Multi-omic Data Integration

Multi-omic Data Integration

Author: Paolo Tieri

Publisher: Frontiers Media SA

Published: 2015-09-17

Total Pages: 137

ISBN-13: 2889196488

DOWNLOAD EBOOK

Stable, predictive biomarkers and interpretable disease signatures are seen as a significant step towards personalized medicine. In this perspective, integration of multi-omic data coming from genomics, transcriptomics, glycomics, proteomics, metabolomics is a powerful strategy to reconstruct and analyse complex multi-dimensional interactions, enabling deeper mechanistic and medical insight. At the same time, there is a rising concern that much of such different omic data –although often publicly and freely available- lie in databases and repositories underutilised or not used at all. Issues coming from lack of standardisation and shared biological identities are also well-known. From these considerations, a novel, pressing request arises from the life sciences to design methodologies and approaches that allow for these data to be interpreted as a whole, i.e. as intertwined molecular signatures containing genes, proteins, mRNAs and miRNAs, able to capture inter-layers connections and complexity. Papers discuss data integration approaches and methods of several types and extents, their application in understanding the pathogenesis of specific diseases or in identifying candidate biomarkers to exploit the full benefit of multi-omic datasets and their intrinsic information content. Topics of interest include, but are not limited to: • Methods for the integration of layered data, including, but not limited to, genomics, transcriptomics, glycomics, proteomics, metabolomics; • Application of multi-omic data integration approaches for diagnostic biomarker discovery in any field of the life sciences; • Innovative approaches for the analysis and the visualization of multi-omic datasets; • Methods and applications for systematic measurements from single/undivided samples (comprising genomic, transcriptomic, proteomic, metabolomic measurements, among others); • Multi-scale approaches for integrated dynamic modelling and simulation; • Implementation of applications, computational resources and repositories devoted to data integration including, but not limited to, data warehousing, database federation, semantic integration, service-oriented and/or wiki integration; • Issues related to the definition and implementation of standards, shared identities and semantics, with particular focus on the integration problem. Research papers, reviews and short communications on all topics related to the above issues were welcomed.
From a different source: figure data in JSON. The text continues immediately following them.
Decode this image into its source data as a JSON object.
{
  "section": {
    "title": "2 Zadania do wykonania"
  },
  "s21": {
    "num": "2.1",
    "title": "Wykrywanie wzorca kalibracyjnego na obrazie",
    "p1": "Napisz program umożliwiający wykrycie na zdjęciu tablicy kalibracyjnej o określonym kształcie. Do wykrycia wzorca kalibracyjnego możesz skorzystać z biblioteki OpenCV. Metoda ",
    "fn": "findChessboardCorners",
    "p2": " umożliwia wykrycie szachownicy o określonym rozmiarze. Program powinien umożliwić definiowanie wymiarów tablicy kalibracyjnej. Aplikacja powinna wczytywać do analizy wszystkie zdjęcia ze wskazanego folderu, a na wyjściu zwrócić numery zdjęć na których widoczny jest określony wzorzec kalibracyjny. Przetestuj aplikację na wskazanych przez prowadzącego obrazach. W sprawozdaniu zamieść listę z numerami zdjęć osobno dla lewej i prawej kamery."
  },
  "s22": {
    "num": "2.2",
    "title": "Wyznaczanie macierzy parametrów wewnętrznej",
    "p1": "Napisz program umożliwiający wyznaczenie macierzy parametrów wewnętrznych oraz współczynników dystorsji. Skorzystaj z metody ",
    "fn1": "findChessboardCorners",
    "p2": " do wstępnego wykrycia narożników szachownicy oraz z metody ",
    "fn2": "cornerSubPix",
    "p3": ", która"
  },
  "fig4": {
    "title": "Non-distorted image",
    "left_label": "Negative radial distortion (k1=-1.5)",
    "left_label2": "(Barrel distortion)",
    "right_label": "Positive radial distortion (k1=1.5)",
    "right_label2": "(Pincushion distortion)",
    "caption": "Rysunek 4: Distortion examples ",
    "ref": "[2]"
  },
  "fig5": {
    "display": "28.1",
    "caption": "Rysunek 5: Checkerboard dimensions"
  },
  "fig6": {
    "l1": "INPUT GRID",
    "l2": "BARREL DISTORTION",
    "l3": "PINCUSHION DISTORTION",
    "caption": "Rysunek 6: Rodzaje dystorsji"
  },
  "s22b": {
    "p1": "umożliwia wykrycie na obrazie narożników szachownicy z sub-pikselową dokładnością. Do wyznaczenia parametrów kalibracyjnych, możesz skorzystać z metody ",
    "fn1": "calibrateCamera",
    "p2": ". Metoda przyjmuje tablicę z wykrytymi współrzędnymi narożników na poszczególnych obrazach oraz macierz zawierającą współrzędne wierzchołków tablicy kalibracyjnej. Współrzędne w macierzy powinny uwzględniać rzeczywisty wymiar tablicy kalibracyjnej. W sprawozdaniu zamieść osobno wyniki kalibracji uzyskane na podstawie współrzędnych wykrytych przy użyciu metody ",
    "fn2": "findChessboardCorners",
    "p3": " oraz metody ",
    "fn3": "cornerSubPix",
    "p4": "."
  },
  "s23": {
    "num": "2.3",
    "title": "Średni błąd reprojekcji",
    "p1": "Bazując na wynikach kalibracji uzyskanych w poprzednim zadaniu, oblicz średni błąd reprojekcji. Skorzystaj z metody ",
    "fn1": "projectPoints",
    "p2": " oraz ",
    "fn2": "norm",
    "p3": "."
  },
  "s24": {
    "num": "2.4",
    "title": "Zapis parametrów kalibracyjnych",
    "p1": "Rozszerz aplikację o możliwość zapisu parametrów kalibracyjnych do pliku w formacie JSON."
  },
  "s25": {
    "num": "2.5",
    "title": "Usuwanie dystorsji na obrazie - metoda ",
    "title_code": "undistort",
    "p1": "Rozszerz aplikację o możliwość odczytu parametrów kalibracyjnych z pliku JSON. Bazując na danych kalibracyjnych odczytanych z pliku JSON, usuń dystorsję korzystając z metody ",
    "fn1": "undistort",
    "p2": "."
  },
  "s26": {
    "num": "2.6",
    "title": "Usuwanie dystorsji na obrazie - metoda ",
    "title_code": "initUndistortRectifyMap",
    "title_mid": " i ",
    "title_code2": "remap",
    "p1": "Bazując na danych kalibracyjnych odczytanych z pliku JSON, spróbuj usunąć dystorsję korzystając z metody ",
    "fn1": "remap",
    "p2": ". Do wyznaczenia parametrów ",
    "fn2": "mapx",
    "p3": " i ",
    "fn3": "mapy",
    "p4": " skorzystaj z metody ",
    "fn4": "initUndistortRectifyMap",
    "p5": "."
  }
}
Single-cell Sequencing and Methylation

Single-cell Sequencing and Methylation

Author: Buwei Yu

Publisher: Springer Nature

Published: 2020-09-19

Total Pages: 247

ISBN-13: 9811544948

DOWNLOAD EBOOK

With the rapid development of biotechnologies, single-cell sequencing has become an important tool for understanding the molecular mechanisms of diseases, defining cellular heterogeneities and characteristics, and identifying intercellular communications and single-cell-based biomarkers. Providing a clear overview of the clinical applications, the book presents state-of-the-art information on immune cell function, cancer progression, infection, and inflammation gained from single-cell DNA or RNA sequencing. Furthermore, it explores the role of target gene methylation in the pathogenesis of diseases, with a focus on respiratory cancer, infection and chronic diseases. As such it is a valuable resource for clinical researchers and physicians, allowing them to refresh their knowledge and improve early diagnosis and therapy for patients.